El Tonnotto in Mexico

Il Messico è una terra affascinante, dove tante culture tra loro molto differenti si sono fuse in passato, non senza difficoltà e trambusti… una terra di misteri, popolata da civiltà che ancora non hanno finito di stupirci e di rivelarci suggestioni sempre nuove.
Maya, Toltechi, Aztechi… società complesse e sanguinarie, ma allo stesso tempo raffinate e capaci di tramandarci un grande sapere attraverso il loro ingegno architettonico, ci guardano dall’alto delle loro piramidi pronti per invitarci a una estenuante partita a Tlachtli.
Il Messico è un paese contraddittorio, dal territorio variegato, dove i deserti si alternano alle foreste tropicali e diviso tra i cristallini e impetuosi mari dei Caraibi e l’immensa distesa dell’oceano Pacifico.

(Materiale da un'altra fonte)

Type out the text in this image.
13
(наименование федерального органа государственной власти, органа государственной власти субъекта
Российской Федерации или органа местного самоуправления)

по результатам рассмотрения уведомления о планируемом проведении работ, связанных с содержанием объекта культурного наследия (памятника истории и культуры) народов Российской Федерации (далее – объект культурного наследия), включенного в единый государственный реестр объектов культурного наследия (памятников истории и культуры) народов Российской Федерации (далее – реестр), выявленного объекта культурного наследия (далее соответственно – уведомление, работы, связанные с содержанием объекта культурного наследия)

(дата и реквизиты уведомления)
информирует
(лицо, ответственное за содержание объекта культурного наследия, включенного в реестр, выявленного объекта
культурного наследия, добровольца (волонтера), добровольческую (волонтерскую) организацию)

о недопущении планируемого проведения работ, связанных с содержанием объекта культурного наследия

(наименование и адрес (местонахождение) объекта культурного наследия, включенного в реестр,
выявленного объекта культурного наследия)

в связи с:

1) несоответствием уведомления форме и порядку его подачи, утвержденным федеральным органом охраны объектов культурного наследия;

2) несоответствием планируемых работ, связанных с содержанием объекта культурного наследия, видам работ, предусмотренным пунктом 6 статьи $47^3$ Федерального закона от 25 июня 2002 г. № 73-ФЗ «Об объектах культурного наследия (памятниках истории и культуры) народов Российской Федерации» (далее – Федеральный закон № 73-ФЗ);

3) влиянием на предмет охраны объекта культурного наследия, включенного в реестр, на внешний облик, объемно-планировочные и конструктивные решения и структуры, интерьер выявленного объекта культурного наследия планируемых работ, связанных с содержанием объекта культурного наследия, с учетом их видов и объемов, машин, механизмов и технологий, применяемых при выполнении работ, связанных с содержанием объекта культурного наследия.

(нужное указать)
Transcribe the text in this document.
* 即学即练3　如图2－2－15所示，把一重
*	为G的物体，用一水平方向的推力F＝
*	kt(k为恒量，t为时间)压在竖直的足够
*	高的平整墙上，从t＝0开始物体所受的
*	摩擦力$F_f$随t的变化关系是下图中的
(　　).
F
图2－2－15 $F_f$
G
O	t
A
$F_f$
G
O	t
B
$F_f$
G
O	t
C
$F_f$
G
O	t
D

Quando pensiamo al Messico ci vengono in mente i placidi peones che sonnecchiano sotto i loro sombreri, i conquistadores spagnoli e le loro navi zeppe d’oro e cannoni, i popoli precolombiani e i loro riti misteriosi e le recenti e suggestive leggende sulle quotidiane visite di dischi volanti e oggetti non identificati.

In un universo così variegato potrebbe esserci spazio anche per il Tonnotto? Certamente!
E infatti il buon Celso, che ha vissuto per parecchi anni a Guadalajara dove ha intrapreso la nobile arte della cucina, portando avanti ben più di un ristorante, dal Messico ci ha portato diverse ricette, una delle quali annovera tra gli ingredienti, oltre al tonno, la pietra miliare della cucina messicana… qualcosa per cui Terence Hill era anche disposto ad uccidere: il succulento fagiolo rosso che tutti conosciamo.

La tradizione messicana dei frijoles con atún è semplice quanto sfiziosa: si prende una scatoletta di tonno sott’olio e la si fa sgocciolare, ma non completamente, si sbriciola il tonno in morbidi pezzetti e li si mischia, in una terrina di coccio, assieme ai fagioli, alla polpa di olive (sarebbero perfette quelle taggiasche), capperi, una spruzzata di immancabile peperoncino, un filo d’olio extravergine di oliva e un velo di profumatissimo di origano.

La soddisfazione è garantita, Celso ha preparato questo piatto per noi ed è veramente da leccarsi i baffi, semplice e colorato.
Purtroppo, non abbiamo avuto modo di goderci una siesta come si fa da queste parti, conquistato anche il Messico, siamo subito ripartiti alla volta nuove avventure.

E poi si sa che chi dorme non piglia pesci, figuratevi tonni.